昼に東二番粉挽所から返った量り返し板と、三宿共同釜の木札が頭に並ぶ。白粉八、糠二、昼椀四十七。あれは定式外の綱渡りではなかった。古い定式へ戻しただけだ。
「帳場は謝辞の窓口じゃなかったのね」
私が言うと、ミラがすぐ控え紙を引いた。
「後から責任を追完する窓口だった。だから向こうは副署を空けたまま、広場だけ先に欲しがった」
私は本紙の余白に薄い削り跡を見つけた。王太子施穀先触れで消されていたのと同じ場所だ。粉挽場裏入。共同釜先記。誰かは原本を消せず、控えだけを削っていた。
「同じ机です」
私は余白を押さえた。
「裏入を広場へ直した手と、この部屋を閉じた手。責任欄だけを空けるやり方が同じ」
ローデリクが司書へ向いた。
「写しを二通。河港掲示板と中央棟会計部だ」
その声で私は筆を取った。南橋広場積置停止。東二番粉挽所裏口直送継続。王都外三宿共同釜名付差配継続。根拠条文の横へ、西第四閲覧室控え番号を書き足す。

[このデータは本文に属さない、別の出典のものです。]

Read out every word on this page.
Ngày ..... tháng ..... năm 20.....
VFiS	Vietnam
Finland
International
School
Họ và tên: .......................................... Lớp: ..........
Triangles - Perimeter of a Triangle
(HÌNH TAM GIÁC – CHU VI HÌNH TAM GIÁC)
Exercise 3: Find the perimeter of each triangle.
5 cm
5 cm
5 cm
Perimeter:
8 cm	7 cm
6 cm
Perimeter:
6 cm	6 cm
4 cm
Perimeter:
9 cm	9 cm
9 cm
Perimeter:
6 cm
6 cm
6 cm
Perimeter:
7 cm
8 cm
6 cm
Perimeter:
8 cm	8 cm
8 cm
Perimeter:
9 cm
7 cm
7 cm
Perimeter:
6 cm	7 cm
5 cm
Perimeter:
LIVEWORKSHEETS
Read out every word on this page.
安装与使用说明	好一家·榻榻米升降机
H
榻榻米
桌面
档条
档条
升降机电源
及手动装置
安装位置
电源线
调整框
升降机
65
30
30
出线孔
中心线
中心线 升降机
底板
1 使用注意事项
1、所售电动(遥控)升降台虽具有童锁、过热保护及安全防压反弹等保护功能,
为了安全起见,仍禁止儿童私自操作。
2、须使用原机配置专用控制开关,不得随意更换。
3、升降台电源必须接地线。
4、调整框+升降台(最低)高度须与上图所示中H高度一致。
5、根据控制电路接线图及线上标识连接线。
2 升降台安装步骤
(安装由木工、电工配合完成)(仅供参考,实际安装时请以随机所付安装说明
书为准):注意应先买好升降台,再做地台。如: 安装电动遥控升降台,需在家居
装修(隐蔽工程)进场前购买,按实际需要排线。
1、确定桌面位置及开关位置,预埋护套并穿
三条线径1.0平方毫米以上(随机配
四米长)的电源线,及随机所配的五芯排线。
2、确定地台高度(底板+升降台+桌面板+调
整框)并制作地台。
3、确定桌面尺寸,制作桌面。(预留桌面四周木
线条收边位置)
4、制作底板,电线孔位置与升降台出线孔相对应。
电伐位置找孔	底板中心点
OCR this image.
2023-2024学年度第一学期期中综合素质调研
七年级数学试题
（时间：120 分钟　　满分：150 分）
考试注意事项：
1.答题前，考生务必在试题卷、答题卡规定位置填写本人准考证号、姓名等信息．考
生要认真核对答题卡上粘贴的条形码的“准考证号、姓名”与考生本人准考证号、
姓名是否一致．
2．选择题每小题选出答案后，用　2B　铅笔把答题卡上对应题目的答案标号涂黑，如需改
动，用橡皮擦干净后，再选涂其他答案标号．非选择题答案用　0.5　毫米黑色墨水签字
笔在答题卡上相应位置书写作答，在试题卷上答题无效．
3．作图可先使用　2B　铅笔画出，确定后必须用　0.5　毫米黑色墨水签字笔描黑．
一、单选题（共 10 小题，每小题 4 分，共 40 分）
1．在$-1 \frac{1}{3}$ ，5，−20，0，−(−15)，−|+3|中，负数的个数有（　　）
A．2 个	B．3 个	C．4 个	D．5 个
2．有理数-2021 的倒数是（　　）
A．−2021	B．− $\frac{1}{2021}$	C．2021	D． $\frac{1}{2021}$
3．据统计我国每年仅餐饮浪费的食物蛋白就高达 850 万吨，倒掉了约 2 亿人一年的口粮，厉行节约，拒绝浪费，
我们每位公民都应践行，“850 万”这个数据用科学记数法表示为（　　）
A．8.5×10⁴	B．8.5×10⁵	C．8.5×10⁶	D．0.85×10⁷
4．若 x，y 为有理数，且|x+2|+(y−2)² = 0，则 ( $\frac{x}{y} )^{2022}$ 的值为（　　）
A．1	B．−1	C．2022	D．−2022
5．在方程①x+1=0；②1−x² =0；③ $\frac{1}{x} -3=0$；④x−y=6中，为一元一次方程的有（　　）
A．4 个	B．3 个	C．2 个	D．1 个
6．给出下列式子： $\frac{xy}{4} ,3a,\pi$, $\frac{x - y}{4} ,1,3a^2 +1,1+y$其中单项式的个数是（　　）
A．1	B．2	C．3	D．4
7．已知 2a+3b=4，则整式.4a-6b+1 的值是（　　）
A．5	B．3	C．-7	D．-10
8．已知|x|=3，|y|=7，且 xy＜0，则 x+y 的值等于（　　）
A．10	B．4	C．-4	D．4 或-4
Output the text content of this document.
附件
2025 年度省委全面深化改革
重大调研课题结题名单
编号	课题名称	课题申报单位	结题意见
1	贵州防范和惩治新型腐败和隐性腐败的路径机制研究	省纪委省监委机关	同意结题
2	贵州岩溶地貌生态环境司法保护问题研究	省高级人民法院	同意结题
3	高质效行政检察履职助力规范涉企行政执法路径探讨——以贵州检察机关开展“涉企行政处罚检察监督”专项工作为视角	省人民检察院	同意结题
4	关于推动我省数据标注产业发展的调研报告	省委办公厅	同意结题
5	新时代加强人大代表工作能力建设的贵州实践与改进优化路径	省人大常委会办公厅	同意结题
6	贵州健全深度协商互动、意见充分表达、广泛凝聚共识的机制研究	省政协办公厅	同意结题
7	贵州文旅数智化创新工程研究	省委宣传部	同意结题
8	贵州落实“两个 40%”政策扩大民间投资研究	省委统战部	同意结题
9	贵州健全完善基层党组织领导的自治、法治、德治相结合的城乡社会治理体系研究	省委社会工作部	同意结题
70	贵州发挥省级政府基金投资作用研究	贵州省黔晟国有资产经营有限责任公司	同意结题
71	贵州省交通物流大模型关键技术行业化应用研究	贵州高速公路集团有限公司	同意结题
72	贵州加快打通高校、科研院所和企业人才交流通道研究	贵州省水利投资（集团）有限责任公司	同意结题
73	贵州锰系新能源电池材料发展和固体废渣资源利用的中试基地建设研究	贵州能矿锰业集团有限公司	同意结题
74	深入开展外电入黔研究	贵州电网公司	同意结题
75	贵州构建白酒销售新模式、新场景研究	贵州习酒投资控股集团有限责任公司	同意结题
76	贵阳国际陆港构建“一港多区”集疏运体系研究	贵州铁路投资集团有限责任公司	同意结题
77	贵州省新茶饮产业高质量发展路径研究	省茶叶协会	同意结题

ミラはもう一枚に、王都慰撫会帳場副署追完請求と見出しを打っている。謝辞、披露、慰撫。その飾りの下へ、粉挽所と共同釜と量り返しの欄を並べ直す手つきは速かった。
司書が写しを乾かすあいだ、ローデリクは閲覧卓の向こうに空いていた椅子を一脚だけこちらへ寄せた。命じるための席ではなく、同じ本紙を覗く距離だった。
「今夜からは、原本付きで止められる」
彼はそう言って、私の起こした継続札へ先に名を書いた。
私は施穀粉挽留保本紙を閉じ、控え番号の脇へ王都慰撫会帳場の名を写した。次に詰めるべき相手が、ようやく紙の上で逃げ場を失った。